Isidoro Felcman | Maldonado
@|La orquesta tocaba un vals lento, como si quisiera inmovilizar el tiempo. Bajo la luz tenue de las lámparas, los pasajeros de primera clase giraban con elegancia, copas de champagne en mano, sonrisas livianas, perfumes y seda flotando en el aire frío de la noche atlántica. La cubierta era un salón suspendido entre estrellas: voces suaves, pasos medidos, la ilusión intacta de una travesía perfecta. Y mientras los vestidos rozaban la madera al compás de la música, el agua irrumpía con furia salvaje en la sala de máquinas, escribiendo en silencio el final de la fiesta. El choque contra el iceberg, apenas percibido sobre esa cubierta mágica, ya era una realidad todavía inconsciente, pero implacable.
Hoy, José Ignacio se parece a esa cubierta.
En la superficie, todo parece armónico: el mar, las playas, los bosques, los festivales de cine y música, los restaurantes gourmet, las galerías de arte, la vida bella y apacible que las revistas de turismo y de moda exhiben como postal aspiracional. Quienes viven allí y quienes veranean, buscan tranquilidad, escala humana, la sensación —cada vez más rara en el mundo— de habitar un lugar donde todavía se puede caminar sin prisa, ver las estrellas de noche, respirar buen trato y silencio. “Aquí lo único que corre es el viento”, una frase emblemática que condensa el espíritu del lugar, una identidad construida durante décadas y que pretende preservarse hacia el futuro.
José Ignacio es —y quiere ser— un territorio de mar, playa, campo y bosques, construido a escala humana, donde una comunidad participativa vive y trabaja en orden, armonía y seguridad, cuida un ambiente de alta naturalidad y se desarrolla de manera sostenible a través de servicios turísticos y culturales de calidad internacional.
No es solo un balneario: es un activo estratégico para toda la costa Este uruguaya, un caso único de alta naturalidad preservada, un símbolo de calidad territorial, humana, cultural y paisajística.
Sin embargo, mientras la música suena y la temporada celebra, por debajo, la infraestructura física, ambiental y social cruje: saneamiento colapsado, agua potable con insuficiencia de oferta; humedales taponados con nuevas construcciones; red eléctrica frágil con cortes frecuentes por exceso de consumo o eventos climáticos; servicios médicos escasos para atender emergencias; una convivencia alterada por excesos de música a todo volumen y ruidos de obras en temporada turística, sin controles de inspección.

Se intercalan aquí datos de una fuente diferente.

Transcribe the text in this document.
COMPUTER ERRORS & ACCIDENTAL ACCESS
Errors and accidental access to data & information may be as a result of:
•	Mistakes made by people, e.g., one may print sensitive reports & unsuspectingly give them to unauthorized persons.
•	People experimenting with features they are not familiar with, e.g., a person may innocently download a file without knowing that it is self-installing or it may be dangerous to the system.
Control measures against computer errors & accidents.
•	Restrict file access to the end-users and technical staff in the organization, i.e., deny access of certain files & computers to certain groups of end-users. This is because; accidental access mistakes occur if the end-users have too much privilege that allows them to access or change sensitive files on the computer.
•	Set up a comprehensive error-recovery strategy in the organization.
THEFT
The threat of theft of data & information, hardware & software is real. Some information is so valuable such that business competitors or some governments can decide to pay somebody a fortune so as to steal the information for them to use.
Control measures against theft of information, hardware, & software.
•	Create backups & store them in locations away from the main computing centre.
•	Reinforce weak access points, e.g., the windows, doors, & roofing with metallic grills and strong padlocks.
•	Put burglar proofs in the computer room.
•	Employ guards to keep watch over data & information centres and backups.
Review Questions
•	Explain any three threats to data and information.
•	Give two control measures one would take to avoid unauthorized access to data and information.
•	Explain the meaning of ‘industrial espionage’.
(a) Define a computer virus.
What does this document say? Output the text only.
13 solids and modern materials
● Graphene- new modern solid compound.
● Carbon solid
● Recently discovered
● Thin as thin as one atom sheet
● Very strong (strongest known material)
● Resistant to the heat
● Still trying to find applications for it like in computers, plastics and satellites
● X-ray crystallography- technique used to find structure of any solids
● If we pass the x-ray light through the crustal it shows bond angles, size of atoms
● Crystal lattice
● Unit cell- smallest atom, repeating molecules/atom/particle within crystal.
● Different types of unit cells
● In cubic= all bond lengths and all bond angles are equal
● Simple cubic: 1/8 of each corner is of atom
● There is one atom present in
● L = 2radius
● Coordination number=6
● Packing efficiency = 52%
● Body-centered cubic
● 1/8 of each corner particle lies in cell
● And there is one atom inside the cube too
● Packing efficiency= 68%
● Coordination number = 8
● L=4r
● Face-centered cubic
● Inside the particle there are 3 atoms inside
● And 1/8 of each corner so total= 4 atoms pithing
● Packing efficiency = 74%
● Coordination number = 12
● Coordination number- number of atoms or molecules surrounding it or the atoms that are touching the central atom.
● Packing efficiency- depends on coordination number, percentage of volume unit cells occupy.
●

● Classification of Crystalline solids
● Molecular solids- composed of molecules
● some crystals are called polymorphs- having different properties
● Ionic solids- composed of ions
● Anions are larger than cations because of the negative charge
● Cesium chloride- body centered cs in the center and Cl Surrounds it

Servicios pensados para un pueblo que ya no existe.
En 2011, había 300 habitantes permanentes. En 2023 1.000. En el verano, la población se multiplica por diez. Diez mil personas con infraestructura para trescientas. La presión ambiental, habitacional y poblacional —impulsada por una urbanización acelerada— continúa de manera silenciosa pero constante. En los próximos años, más de seis mil nuevos lotes de terreno saldrán al mercado en un territorio sin infraestructura necesaria para semejante expansión. Esto no responde a una visión estratégica de largo plazo, sino a algo más simple y letal: la codicia empresaria, en este caso impulsada por la voracidad inmobiliaria, que pretende transformar un patrimonio natural, cultural y simbólico en una oportunidad de rentabilidad inmediata.
Viene acompañado de excepciones normativas que continúan alimentando un desarrollo urbano insostenible, cuando no obsceno: viviendas plurifamiliares en bloque, talado de bosques para sustituir oxígeno por cemento, autorizaciones para construir dentro de la franja de protección costera de los 150 metros, humedales que se secan para alimentar bonitas fuentes en barrios cerrados, acceso a las playas restringido. ¿Qué más?
Sigamos bailando sobre la cubierta del Titanic. La música suave envuelve nuestros espíritus y nos movemos al ritmo de un vals vienés. Los eventos se multiplican, las fotografías circulan. Pero por debajo —donde no se sacan selfies ni se imprimen brochures— el agua sigue entrando. No por accidente, sino por una tormenta perfecta compuesta por falta de visión estratégica, ausencia de planificación, un modelo de desarrollo solo orientado al negocio inmobiliario como generador de empleo y una tolerancia a la sobreexplotación de un territorio natural finito.
Cuando la música se detenga, ¿quedará algo del lugar que hizo posible esta belleza? Porque tengamos en cuenta que, incluso el vals más elegante, termina abruptamente cuando el agua alcanza la cubierta.